Yesterday, in I don't know how many years (ten, twelve?), I did not go out to the zendo to practice zazen. Sundays have been the one fershur day of the week when, whatever else was going on, I would visit this old friend of a building, light some incense and a candle ... and do a little seated meditation. There could be other days during the week when I might visit as well, but Sunday was a fershur day. But not yesterday.
Forty-plus years of practice, ten or twelve of them in the company of the zendo.
It was hot yesterday and I don't do well in the heat. It tires me out.

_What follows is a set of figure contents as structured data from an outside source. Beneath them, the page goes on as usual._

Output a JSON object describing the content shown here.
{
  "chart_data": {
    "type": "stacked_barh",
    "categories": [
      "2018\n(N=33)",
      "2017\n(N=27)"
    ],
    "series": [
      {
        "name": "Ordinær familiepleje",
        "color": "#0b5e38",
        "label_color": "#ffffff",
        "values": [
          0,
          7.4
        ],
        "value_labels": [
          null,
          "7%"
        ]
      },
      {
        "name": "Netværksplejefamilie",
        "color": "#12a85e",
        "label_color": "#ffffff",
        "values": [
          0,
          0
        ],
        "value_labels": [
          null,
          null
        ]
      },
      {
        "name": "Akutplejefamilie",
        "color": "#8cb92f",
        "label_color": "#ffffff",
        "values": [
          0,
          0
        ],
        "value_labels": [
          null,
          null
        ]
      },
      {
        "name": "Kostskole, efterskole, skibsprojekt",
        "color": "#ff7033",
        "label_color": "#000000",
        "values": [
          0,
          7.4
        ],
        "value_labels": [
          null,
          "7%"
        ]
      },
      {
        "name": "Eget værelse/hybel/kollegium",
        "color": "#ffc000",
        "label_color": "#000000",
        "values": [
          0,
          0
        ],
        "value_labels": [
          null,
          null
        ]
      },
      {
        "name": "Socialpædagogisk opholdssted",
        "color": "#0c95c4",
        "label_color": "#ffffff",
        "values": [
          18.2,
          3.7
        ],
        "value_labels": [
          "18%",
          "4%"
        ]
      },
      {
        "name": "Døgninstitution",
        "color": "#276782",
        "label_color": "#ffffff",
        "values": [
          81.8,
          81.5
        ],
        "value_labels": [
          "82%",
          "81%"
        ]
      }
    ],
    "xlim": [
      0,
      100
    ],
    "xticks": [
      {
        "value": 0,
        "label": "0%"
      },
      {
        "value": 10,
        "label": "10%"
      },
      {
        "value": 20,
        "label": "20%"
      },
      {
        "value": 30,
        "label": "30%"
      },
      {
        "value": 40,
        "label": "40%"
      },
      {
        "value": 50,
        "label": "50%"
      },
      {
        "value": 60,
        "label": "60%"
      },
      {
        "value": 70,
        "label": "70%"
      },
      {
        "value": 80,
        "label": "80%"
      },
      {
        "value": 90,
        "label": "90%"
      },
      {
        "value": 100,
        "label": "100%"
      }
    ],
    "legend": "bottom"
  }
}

Even the encouragement "when it's hot, sweat; when it's cold, shiver" was not enough yesterday. There is something to be said for giving things up as gracefully as possible ... not finding excuses of the "really, you should be comfortable when meditating" variety ... just giving up. Determination is pretty important in spiritual endeavor, but as time passes, the question seems to ask itself, "Determined for what? Is there really something to fear? Aren't you a little old for the 'authority' nonsense?"
The lash of interrupting a pretty consistent bit of determination yesterday was not as compelling, somehow, as the fact that I did not walk out to visit my old friend. I guess I feel pretty paternal about the zendo and can't deny it seems to feel pretty paternal about me.
I didn't go sit in the zendo. I sat in the coolth of the living room.
I hope my old friend will understand.
I hope I will too.
Yesterday I also quit my position as head of the dojo here in Munich, after eight years. I don't plan on quitting zazen altogether quite yet, but it's certainly an interesting coincidence!